November 29, 2006 at 6:57 am
What’s to prevent a potential enemy from setting up a Differential GPS base station to achieve 10-meter accuracy? Can the US selectively deny GPS service to a certain geographic area of the world while still ensuring that friendly forces in the same area continue to receive GPS service?
By: Distiller - 13th December 2006 at 08:56
The range limit of DGPS is usually given as 200 nautical miles. But that is seldom achieved. Both the DGPS station and the user have to be in direct line of sight of the same GPS-satellite, topographic and metereological conditions play a role.
DGPS operates on long wave frequencies.
Look here for more. The USCG has a network of these stations.
http://www.navcen.uscg.gov/dgps/default.htm
http://www.navcen.uscg.gov/dgps/coverage/CurrentCoverage.htm
By: mabie - 13th December 2006 at 00:51
The commercial frequencies can be shut down, or slightly distorted time codes can be transmitted. Such effects can be limited to certain parts of the orbit.
D-GPS only works in a limited geographical area, or you need a lot of D-GPS stations. That is what China actually does. They are errecting hundreds or probably thousands of reference transmitters.
As I understand it, a D-GPS transmitter with enough power could actually be more trhan a thousand miles away from a client-receiver so a single unit could cover a vast area.. as far as distorting the time codes to cause inaccuracies, DGPS should be able to compensate because it knows its true position geographically and would transmit the corrected position data to all its clients as well.
By: Distiller - 4th December 2006 at 15:30
The commercial frequencies can be shut down, or slightly distorted time codes can be transmitted. Such effects can be limited to certain parts of the orbit.
D-GPS only works in a limited geographical area, or you need a lot of D-GPS stations. That is what China actually does.

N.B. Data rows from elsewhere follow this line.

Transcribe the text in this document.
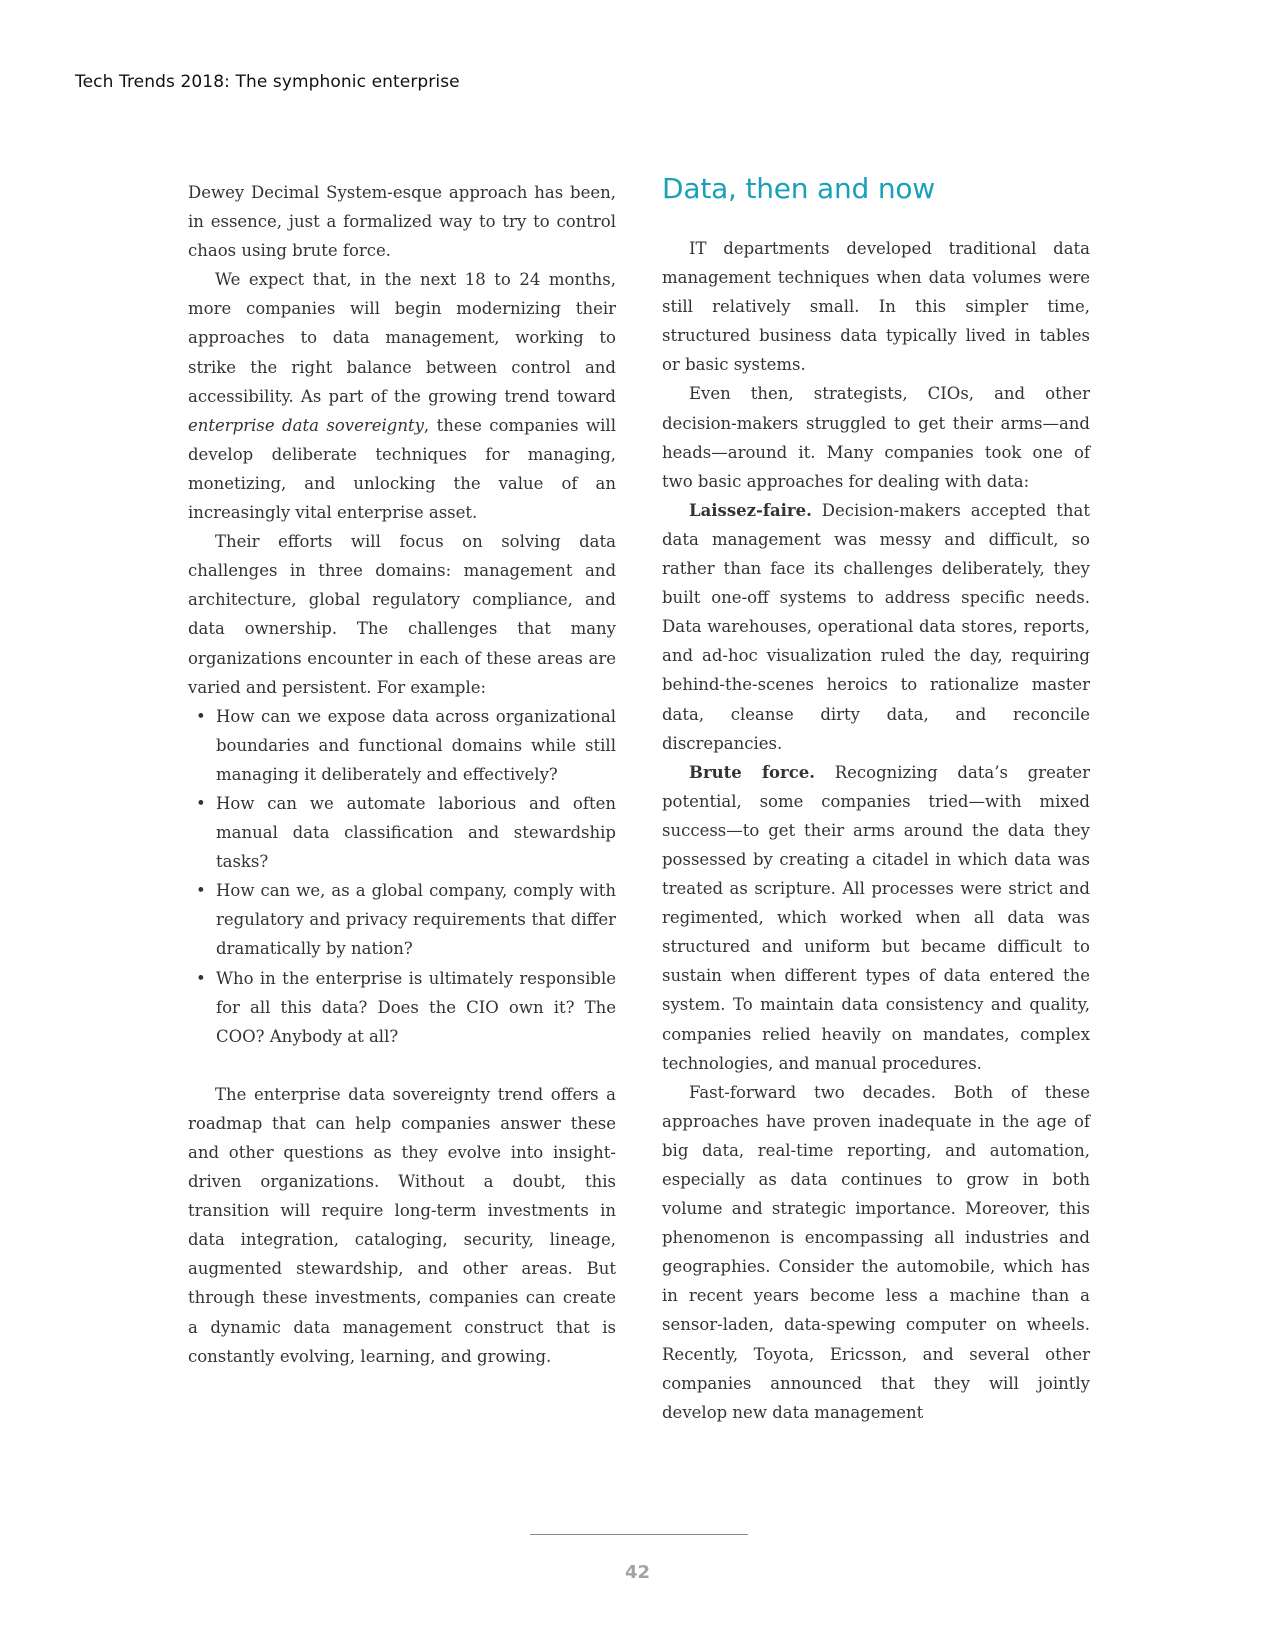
Tech Trends 2018: The symphonic enterprise

Dewey Decimal System-esque approach has been, in essence, just a formalized way to try to control chaos using brute force.

We expect that, in the next 18 to 24 months, more companies will begin modernizing their approaches to data management, working to strike the right balance between control and accessibility. As part of the growing trend toward enterprise data sovereignty, these companies will develop deliberate techniques for managing, monetizing, and unlocking the value of an increasingly vital enterprise asset.

Their efforts will focus on solving data challenges in three domains: management and architecture, global regulatory compliance, and data ownership. The challenges that many organizations encounter in each of these areas are varied and persistent. For example:

• How can we expose data across organizational boundaries and functional domains while still managing it deliberately and effectively?
• How can we automate laborious and often manual data classification and stewardship tasks?
• How can we, as a global company, comply with regulatory and privacy requirements that differ dramatically by nation?
• Who in the enterprise is ultimately responsible for all this data? Does the CIO own it? The COO? Anybody at all?

The enterprise data sovereignty trend offers a roadmap that can help companies answer these and other questions as they evolve into insight-driven organizations. Without a doubt, this transition will require long-term investments in data integration, cataloging, security, lineage, augmented stewardship, and other areas. But through these investments, companies can create a dynamic data management construct that is constantly evolving, learning, and growing.

Data, then and now

IT departments developed traditional data management techniques when data volumes were still relatively small. In this simpler time, structured business data typically lived in tables or basic systems.

Even then, strategists, CIOs, and other decision-makers struggled to get their arms—and heads—around it. Many companies took one of two basic approaches for dealing with data:

Laissez-faire. Decision-makers accepted that data management was messy and difficult, so rather than face its challenges deliberately, they built one-off systems to address specific needs. Data warehouses, operational data stores, reports, and ad-hoc visualization ruled the day, requiring behind-the-scenes heroics to rationalize master data, cleanse dirty data, and reconcile discrepancies.

Brute force. Recognizing data’s greater potential, some companies tried—with mixed success—to get their arms around the data they possessed by creating a citadel in which data was treated as scripture. All processes were strict and regimented, which worked when all data was structured and uniform but became difficult to sustain when different types of data entered the system. To maintain data consistency and quality, companies relied heavily on mandates, complex technologies, and manual procedures.

Fast-forward two decades. Both of these approaches have proven inadequate in the age of big data, real-time reporting, and automation, especially as data continues to grow in both volume and strategic importance. Moreover, this phenomenon is encompassing all industries and geographies. Consider the automobile, which has in recent years become less a machine than a sensor-laden, data-spewing computer on wheels. Recently, Toyota, Ericsson, and several other companies announced that they will jointly develop new data management

42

They are errecting hundreds or probably thousands of reference transmitters.
By: ELP - 29th November 2006 at 07:53
“potential enemy”…. don’t know… current enemies are using GPS against us now in any number of ways. About the only thing we have a handle on is the secure variant of our military only GPS receivers which have secure/anti-spoof/anti-jam abilities. We run exercises to practice killing off jammers. We are good about protecting what we have on the military GPS side so it isn’t denied for our use, but seem to be limited…. ( funding / manpower / such a huge task ) of doing anything to limit the civilian segment of GPS ( which for a lot of uses is good enough ) from being used against us.